Depending on your situation, we may also recommend estate planners, insurance specialists, and other transaction specialists for optimal outcomes.

Recent studies show that financial advisors have emerged as the most trusted advisors across generations of owners.8 That’s good news — but it also means your advisor needs to step up as the coordinator, making sure every professional at the table is working toward your defined vision of success.

The worst-case scenario is building a “dream team” of professionals who don’t talk to each other. That’s how strategies slip through the cracks, value gets left behind, and exits unravel. The best-case scenario? An integrated team, aligned around your readiness, your financial goals, and your legacy.

Step 7: What Are the Tax and Estate Implications?

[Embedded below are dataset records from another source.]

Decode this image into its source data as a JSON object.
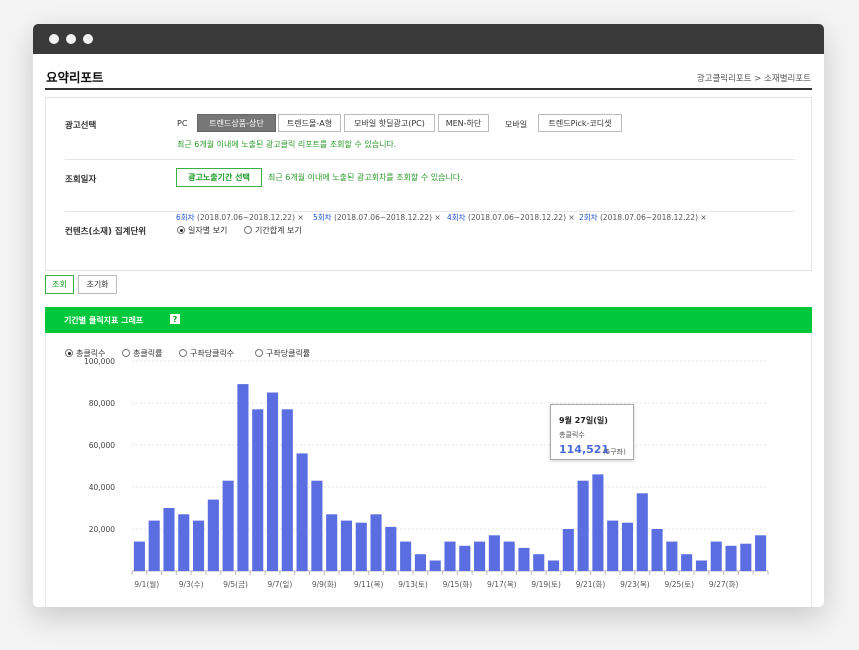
{
  "page": {
    "title": "요약리포트",
    "breadcrumb": "광고클릭리포트 > 소재별리포트"
  },
  "filters": {
    "ad_select": {
      "label": "광고선택",
      "pc_label": "PC",
      "pc_options": [
        "트렌드상품-상단",
        "트렌드몰-A형",
        "모바일 핫딜광고(PC)",
        "MEN-하단"
      ],
      "pc_selected": 0,
      "mobile_label": "모바일",
      "mobile_options": [
        "트렌드Pick-코디셋"
      ],
      "note": "최근 6개월 이내에 노출된 광고클릭 리포트를 조회할 수 있습니다."
    },
    "date_select": {
      "label": "조회일자",
      "button": "광고노출기간 선택",
      "note": "최근 6개월 이내에 노출된 광고회차를 조회할 수 있습니다.",
      "rounds": [
        {
          "name": "6회차",
          "period": "(2018.07.06~2018.12.22)"
        },
        {
          "name": "5회차",
          "period": "(2018.07.06~2018.12.22)"
        },
        {
          "name": "4회차",
          "period": "(2018.07.06~2018.12.22)"
        },
        {
          "name": "2회차",
          "period": "(2018.07.06~2018.12.22)"
        }
      ],
      "remove_glyph": "×"
    },
    "unit_select": {
      "label": "컨텐츠(소재) 집계단위",
      "options": [
        "일자별 보기",
        "기간합계 보기"
      ],
      "selected": 0
    }
  },
  "actions": {
    "search": "조회",
    "reset": "초기화"
  },
  "graph": {
    "title": "기간별 클릭지표 그래프",
    "help": "?",
    "metrics": [
      "총클릭수",
      "총클릭률",
      "구좌당클릭수",
      "구좌당클릭률"
    ],
    "selected_metric": 0,
    "tooltip": {
      "date": "9월 27일(일)",
      "label": "총클릭수",
      "value": "114,521",
      "unit": "(5구좌)"
    }
  },
  "colors": {
    "accent_green": "#00c73c",
    "bar_blue": "#5b6ee1",
    "titlebar": "#3a3a3a"
  },
  "chart_data": {
    "type": "bar",
    "ylim": [
      0,
      100000
    ],
    "yticks": [
      "20,000",
      "40,000",
      "60,000",
      "80,000",
      "100,000"
    ],
    "x_tick_labels": [
      "9/1(월)",
      "9/3(수)",
      "9/5(금)",
      "9/7(일)",
      "9/9(화)",
      "9/11(목)",
      "9/13(토)",
      "9/15(화)",
      "9/17(목)",
      "9/19(토)",
      "9/21(화)",
      "9/23(목)",
      "9/25(토)",
      "9/27(화)"
    ],
    "values": [
      14000,
      24000,
      30000,
      27000,
      24000,
      34000,
      43000,
      89000,
      77000,
      85000,
      77000,
      56000,
      43000,
      27000,
      24000,
      23000,
      27000,
      21000,
      14000,
      8000,
      5000,
      14000,
      12000,
      14000,
      17000,
      14000,
      11000,
      8000,
      5000,
      20000,
      43000,
      46000,
      24000,
      23000,
      37000,
      20000,
      14000,
      8000,
      5000,
      14000,
      12000,
      13000,
      17000
    ]
  }
}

As much of a windfall as it can produce, a business exit is a major tax event. Depending on how you structure the deal, the IRS could walk away with a sizable chunk of your proceeds. And if you haven’t updated your estate plan, your family may inherit an unenviable tax bill.

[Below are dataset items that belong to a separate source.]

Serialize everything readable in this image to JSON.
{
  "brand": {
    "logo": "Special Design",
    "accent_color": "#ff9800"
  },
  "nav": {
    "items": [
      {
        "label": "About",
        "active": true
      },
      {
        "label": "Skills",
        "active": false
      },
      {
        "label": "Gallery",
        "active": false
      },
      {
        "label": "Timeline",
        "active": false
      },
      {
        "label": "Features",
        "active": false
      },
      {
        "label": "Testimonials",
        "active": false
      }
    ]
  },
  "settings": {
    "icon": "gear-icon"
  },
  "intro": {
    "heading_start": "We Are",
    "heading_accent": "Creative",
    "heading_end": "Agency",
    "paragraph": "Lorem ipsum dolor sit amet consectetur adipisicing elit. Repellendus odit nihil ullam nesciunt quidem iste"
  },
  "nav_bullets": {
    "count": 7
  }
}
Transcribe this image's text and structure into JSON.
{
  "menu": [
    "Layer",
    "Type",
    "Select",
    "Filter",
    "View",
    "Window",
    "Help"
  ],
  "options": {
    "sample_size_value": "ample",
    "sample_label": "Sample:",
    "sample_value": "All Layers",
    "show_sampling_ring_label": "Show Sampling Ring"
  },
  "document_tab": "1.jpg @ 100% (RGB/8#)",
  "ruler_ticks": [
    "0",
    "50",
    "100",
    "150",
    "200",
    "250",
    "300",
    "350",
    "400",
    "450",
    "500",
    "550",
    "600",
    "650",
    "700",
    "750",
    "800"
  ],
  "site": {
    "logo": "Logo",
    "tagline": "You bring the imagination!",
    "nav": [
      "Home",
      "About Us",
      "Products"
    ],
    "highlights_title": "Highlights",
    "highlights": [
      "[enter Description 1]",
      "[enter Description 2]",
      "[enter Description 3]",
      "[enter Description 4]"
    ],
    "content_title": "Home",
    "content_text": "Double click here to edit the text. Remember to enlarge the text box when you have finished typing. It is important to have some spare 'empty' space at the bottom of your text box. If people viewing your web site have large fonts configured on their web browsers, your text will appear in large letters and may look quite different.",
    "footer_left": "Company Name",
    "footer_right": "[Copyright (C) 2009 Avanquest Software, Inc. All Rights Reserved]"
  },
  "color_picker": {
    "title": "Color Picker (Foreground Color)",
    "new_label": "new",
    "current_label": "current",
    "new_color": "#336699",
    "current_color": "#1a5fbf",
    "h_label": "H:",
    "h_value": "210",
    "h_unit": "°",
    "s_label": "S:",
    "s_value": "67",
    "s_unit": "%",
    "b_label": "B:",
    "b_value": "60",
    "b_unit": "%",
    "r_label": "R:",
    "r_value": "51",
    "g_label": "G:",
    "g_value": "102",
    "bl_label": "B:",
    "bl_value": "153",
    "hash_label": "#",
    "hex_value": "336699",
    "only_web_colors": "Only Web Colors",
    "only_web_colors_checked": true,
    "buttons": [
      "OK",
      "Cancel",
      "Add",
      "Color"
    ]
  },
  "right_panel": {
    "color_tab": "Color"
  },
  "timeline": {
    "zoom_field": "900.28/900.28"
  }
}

That’s why tax and estate planning shouldn’t be an afterthought. They need to be baked into your exit strategy from day one. Key considerations include:

  • Capital gains taxes: How will the sale be structured — stock sale or asset sale — and what does that mean for your after-tax proceeds?
  • Entity structure: Is your business organized in a way that maximizes tax efficiency?
  • Gifting and trusts: Should you transfer ownership interests before a sale to minimize estate taxes or fund generational wealth?
  • Charitable strategies: Donor-advised funds or charitable trusts can allow you to give strategically while reducing tax liability.

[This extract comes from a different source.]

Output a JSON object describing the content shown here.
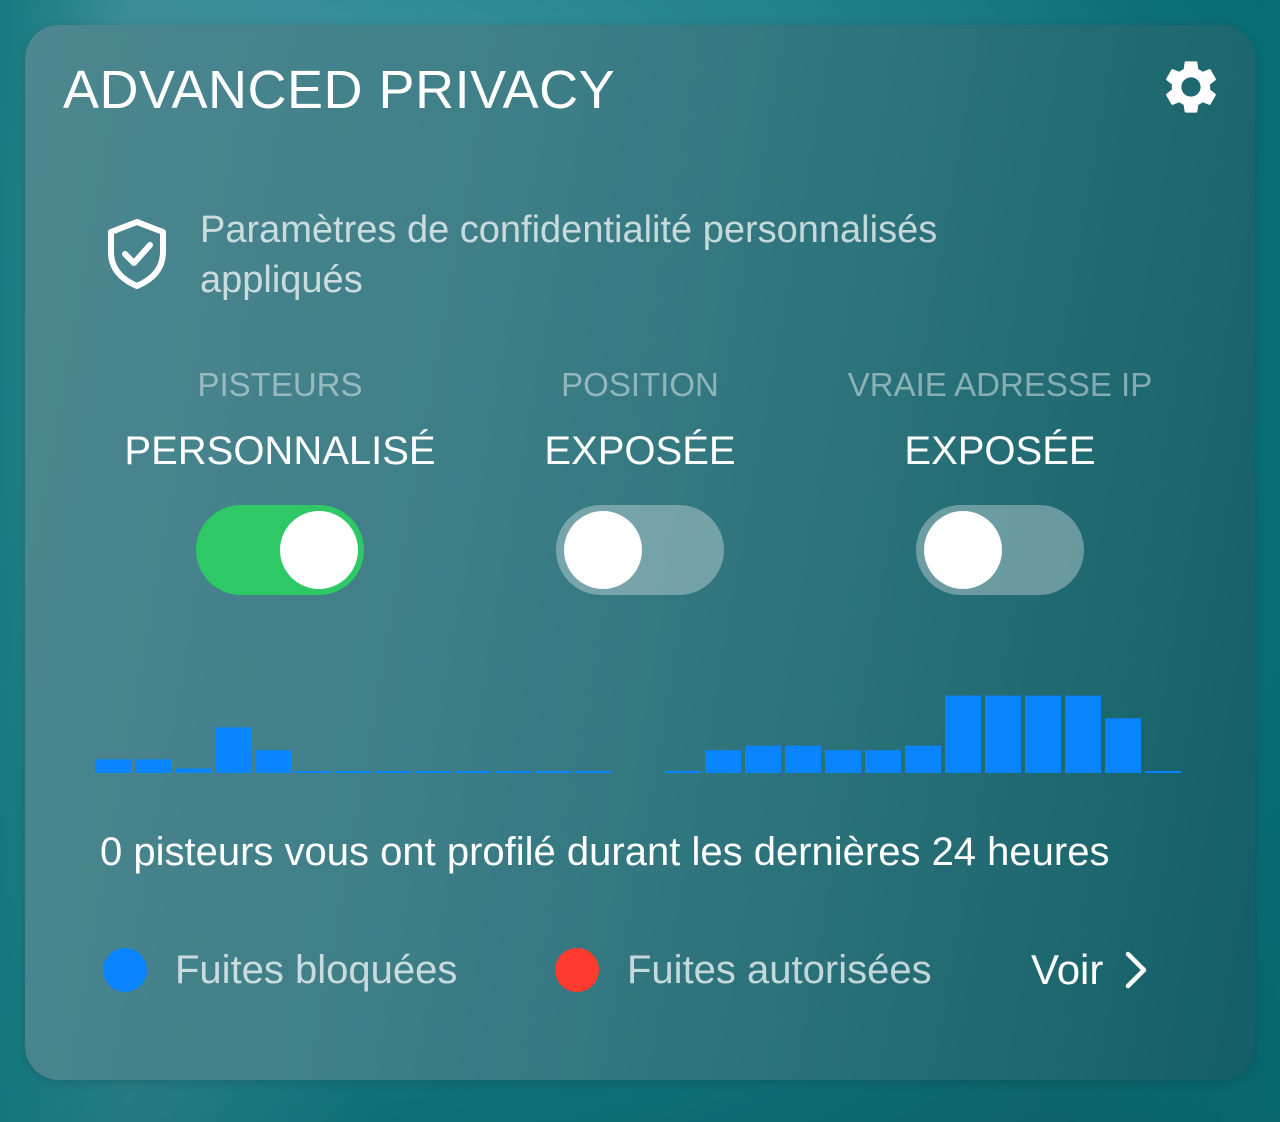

Only 41% of Baby Boomer owners have updated their estate plan in the past two years.9 That’s a glaring blind spot given that, for most owners, the business represents the vast majority of total net worth.

Step 8: Execute Your Business Exit Strategy

Whether you’re an entrepreneur with an ambitious startup or a long-time business owner that’s ready to pass the reins to your child, at some point, planning must give way to action.

Execution is where all the pieces come together. And it’s also where the process can feel overwhelming. The moving parts multiply, the meetings pile up, the stakes rise, and decisions need to be made quickly — with precision.

You don’t need to shoulder that alone. At Simon Quick, our job is to simplify the process, keep the moving parts connected, and make sure every decision circles back to what matters most to you and your family. We’re here to quarterback the situation and be the steady hand when the process feels anything but steady.

If you want a more grounded perspective on your exit strategy, schedule a complimentary meeting. One conversation could change your life.

About Simon Quick Advisors

At Simon Quick Advisors, we understand the unwieldy challenges that wealth can create — because our founders faced them too.

In 2004, Leslie Quick was frustrated with financial firms that prioritized sales over service, so he established a multi-family office to provide independent, fiduciary management for his family and others. Similarly, J. Peter Simon, his brother William E. Simon Jr., and their father, former Secretary of the Treasury William E. Simon, opened a family office to protect and grow their family’s legacy.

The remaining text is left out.